Tribunal Administratif de Toulon — Décision N° TA83-2302208

jeudi 16 mai 2024

JuridictionTribunal Administratif de Toulon
SectionTribunal Administratif de Toulon
N° DossierTA83-2302208
TypeDécision
RecoursPlein contentieux
PublicationC
FormationAide sociale
Avocat requérantROYERE AVOCATS ASSOCIES

Texte intégral

Vu la procédure suivante :

Par une requête, enregistrée le 12 juillet 2023, après un jugement d'incompétence du tribunal judiciaire de Toulon du 23 juin 2023 et un mémoire enregistré le 13 octobre 2023, Mme E A, représentée par Me Meyer-Royere, doit être regardée comme demandant au tribunal :

1°) d'annuler la décision du 27 août 2021 par laquelle la caisse d'allocations familiales (CAF) du Var lui a notifié des indus de RSA, d'aide exceptionnelle de fin d'année pour les mois de décembre 2019 et 2020 et de prime d'activité pour un total de 10 854,89 euros ;

2°) d'annuler la décision du 25 mars 2022, par laquelle la commission de recours amiable de la CAF du Var a rejeté son recours en matière de prime d'activité, ainsi que la décision implicite rejetant le recours préalable obligatoire contre l'indu de RSA reçu par la commission de recours amiable de la CAF du Var le 7 septembre 2021.

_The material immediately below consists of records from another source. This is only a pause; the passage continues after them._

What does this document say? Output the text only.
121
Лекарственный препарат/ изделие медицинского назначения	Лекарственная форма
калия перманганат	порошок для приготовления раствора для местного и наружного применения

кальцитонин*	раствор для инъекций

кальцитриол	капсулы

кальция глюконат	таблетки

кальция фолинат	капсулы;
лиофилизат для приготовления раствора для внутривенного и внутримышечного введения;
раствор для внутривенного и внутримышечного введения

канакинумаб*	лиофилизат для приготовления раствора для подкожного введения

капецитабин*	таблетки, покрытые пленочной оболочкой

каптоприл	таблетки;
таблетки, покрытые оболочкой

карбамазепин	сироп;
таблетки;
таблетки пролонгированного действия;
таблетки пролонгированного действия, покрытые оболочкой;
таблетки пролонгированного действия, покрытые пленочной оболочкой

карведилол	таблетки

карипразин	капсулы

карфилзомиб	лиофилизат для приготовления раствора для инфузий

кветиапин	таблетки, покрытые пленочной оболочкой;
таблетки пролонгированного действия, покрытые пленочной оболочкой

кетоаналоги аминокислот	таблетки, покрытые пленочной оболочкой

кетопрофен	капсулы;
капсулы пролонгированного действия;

3°) de mettre à la charge de la CAF du Var le versement de la somme de 1500 euros au titre des dispositions de l'article L. 761-1 du code de justice administrative.

Elle soutient que :

Les indus sont infondés car elle ne vivait pas en situation de concubinage contrairement à ce qu'a retenu la CAF.

Par un mémoire en défense enregistré le 19 janvier 2024, la CAF du Var conclut au rejet de la requête.

Elle fait valoir que :

- Les indus de prime d'activité et d'aide exceptionnelle de fin d'année sont fondés dès lors que la requérante a dissimulé sa vie maritale à la CAF du Var.

Par un mémoire en défense enregistré le 19 janvier 2024, la CAF du Var, agissant pour le compte du conseil départemental du Var, en vertu de la convention de gestion du RSA signée le 21 novembre 2020, conclut au rejet de la requête.

Elle fait valoir que :

- l'indu de RSA est fondé dès lors que la requérante a dissimulé sa vie maritale à la CAF du Var ;

- l'indu référencé INK001 est soldé par retenues sur prestation depuis le 1er avril 2022.

Vu les autres pièces du dossier.

Vu :

- Le code civil ;

- Le code de l'action sociale et des familles ;

- Le code de justice administrative.

La présidente, juge statuant seule, a dispensé la rapporteure publique, sur sa proposition, de présenter des conclusions à l'audience.

Les parties ont été régulièrement averties du jour de l'audience.

Ont été entendus au cours de l'audience publique le rapport de Mme D et les observations de Mme B pour la CAF du Var.

La clôture de l'instruction a été prononcée, en application des dispositions de l'article R. 772-9 du code de justice administrative, après les observations de Me B, pour la CAF du Var, à l'audience.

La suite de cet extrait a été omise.